ME: Good going, Snake! (I can’t believe I’m saying that name.) Keep going. Good going.
Snake is a little quiet for the next ten seconds.
SNAKE: Hold on. Jeez, he got on the lower level.
ME: Yes??
SNAKE: I think I must be on the upper level. I can’t find him. Oh, I guess I lost ’em.
ME: You lost him? How? Shit!
SNAKE: You said it: shit is it! What do you want me to do now?
I let Snake keep the down payment. For the time being, my angst over Jim and his sly remove went underground. We spent a nice Christmas together, and although there were a few times when I thought I maybe should have taken Jackie up on her security guard, I decided just to allow a lot of hairy nuggets of dust to exist under the rug until I had some definite knowledge.
Was it the tension and even the bizarreness in Jim’s and my marriage in the early nineties that inspired Jackie to invite me to build a small cabin on her property in Aquinnah?
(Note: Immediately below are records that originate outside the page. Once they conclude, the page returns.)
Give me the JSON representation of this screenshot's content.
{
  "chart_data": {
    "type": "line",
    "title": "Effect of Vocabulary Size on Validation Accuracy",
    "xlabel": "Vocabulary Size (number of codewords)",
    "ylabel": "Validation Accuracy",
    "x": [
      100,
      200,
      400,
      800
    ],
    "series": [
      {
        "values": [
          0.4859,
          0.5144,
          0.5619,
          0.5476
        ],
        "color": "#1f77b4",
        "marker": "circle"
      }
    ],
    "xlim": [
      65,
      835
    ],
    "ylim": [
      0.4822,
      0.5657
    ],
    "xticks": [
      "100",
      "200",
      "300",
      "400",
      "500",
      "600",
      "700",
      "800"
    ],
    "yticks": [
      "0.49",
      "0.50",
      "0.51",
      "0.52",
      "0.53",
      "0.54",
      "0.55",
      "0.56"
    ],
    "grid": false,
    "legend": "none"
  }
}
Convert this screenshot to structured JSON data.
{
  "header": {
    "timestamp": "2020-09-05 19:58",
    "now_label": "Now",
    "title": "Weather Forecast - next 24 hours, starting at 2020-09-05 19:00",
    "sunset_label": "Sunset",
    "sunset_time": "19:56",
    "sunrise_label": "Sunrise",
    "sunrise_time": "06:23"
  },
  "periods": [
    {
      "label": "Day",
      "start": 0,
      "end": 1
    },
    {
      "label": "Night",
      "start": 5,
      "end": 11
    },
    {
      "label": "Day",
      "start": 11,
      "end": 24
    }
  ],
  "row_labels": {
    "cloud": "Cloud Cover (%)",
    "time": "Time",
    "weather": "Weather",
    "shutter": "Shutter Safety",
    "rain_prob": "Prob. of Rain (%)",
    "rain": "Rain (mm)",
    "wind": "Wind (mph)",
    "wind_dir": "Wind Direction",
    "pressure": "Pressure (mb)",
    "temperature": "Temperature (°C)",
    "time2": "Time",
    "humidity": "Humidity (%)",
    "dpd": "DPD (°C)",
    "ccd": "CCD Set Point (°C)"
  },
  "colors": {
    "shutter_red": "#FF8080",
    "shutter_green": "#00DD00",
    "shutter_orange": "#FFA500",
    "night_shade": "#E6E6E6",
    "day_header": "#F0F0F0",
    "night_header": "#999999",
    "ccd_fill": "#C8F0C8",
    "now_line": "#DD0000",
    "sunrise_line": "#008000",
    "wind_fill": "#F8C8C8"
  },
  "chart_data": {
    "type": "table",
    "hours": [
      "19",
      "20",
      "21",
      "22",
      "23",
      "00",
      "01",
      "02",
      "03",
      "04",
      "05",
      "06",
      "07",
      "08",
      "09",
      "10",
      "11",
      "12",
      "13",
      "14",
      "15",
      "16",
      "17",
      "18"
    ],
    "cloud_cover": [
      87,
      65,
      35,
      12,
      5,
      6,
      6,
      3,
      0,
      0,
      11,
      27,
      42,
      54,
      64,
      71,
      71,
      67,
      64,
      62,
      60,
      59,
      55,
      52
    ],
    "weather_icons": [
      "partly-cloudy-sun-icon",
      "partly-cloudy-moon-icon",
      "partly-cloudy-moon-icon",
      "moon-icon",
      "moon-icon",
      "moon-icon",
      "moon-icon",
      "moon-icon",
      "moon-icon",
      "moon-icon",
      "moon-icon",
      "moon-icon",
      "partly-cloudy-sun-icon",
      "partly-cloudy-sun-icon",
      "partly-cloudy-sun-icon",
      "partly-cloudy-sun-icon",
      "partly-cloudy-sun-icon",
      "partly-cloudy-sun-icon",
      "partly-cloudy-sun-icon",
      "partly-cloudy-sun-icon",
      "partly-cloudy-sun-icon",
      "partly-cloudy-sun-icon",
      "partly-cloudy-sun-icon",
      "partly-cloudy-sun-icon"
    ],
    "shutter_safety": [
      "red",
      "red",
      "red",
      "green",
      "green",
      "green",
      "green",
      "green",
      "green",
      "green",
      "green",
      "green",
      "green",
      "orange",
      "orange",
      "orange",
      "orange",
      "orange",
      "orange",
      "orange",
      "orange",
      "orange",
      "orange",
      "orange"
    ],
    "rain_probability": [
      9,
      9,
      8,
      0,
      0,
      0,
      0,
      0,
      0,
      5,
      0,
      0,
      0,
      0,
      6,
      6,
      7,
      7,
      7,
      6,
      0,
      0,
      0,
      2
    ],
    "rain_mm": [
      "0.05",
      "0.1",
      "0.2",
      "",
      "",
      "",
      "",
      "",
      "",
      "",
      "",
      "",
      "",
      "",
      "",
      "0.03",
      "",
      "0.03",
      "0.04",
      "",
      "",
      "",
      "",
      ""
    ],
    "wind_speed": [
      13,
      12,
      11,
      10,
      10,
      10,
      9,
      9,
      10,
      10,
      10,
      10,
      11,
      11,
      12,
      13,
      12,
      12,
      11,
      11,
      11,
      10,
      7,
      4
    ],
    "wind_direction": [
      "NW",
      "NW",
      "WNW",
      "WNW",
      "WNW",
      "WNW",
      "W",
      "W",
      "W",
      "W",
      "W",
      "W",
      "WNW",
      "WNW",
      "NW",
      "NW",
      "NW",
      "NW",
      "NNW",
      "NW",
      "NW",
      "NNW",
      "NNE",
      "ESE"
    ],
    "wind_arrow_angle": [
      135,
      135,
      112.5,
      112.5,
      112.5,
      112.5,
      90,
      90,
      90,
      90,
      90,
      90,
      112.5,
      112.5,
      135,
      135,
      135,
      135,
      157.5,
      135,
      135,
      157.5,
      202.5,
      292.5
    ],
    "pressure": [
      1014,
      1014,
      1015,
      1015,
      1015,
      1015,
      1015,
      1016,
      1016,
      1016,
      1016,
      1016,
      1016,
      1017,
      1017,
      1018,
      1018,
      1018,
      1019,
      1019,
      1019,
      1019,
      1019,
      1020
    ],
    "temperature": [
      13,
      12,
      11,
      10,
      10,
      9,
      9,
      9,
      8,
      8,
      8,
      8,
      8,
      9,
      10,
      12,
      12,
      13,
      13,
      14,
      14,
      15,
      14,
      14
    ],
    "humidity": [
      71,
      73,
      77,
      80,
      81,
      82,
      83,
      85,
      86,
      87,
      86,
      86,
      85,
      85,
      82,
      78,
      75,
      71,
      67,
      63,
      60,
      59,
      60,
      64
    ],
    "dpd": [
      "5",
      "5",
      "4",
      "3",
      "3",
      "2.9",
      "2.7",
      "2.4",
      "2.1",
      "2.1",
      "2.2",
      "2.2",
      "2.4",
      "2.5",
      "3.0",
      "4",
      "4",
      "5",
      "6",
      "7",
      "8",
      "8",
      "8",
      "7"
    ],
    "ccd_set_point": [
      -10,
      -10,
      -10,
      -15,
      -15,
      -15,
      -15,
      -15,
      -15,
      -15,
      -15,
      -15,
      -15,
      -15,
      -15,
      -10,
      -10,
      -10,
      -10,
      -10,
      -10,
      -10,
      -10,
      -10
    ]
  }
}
I believed she meant it, too, at least in the moment. Assuming she was just being charming, I let the subject drop, only for Jackie to bring up the idea again a week later, adding that I could stay at Caroline’s and John’s quarters as my prospective cabin was being built. I had never had such a loving invitation. “An artist’s cabin,” she embellished on her fantasy.
I just adore her so much, I wrote in my diary, and that worship must be gently patted down and kept at bay.
Fortunately or not, I was distracted from the vicissitudes of my marriage by the social goings-on of the Vineyard in August. I wrote in my diary:
A party on Saturday at my house with too many heavy-hitters left me prey to my body and head doing loop-de-loops … At the tea party, along with everybody’s children, were Jackie and her dear friend Maurice Tempelsman, Kay Graham, Steven Spielberg and Kate Capshaw, George Lucas, Kathleen Kennedy and Frank Marshall; in fact, my mother was there too and most pleased to be so—oh God, it was awful!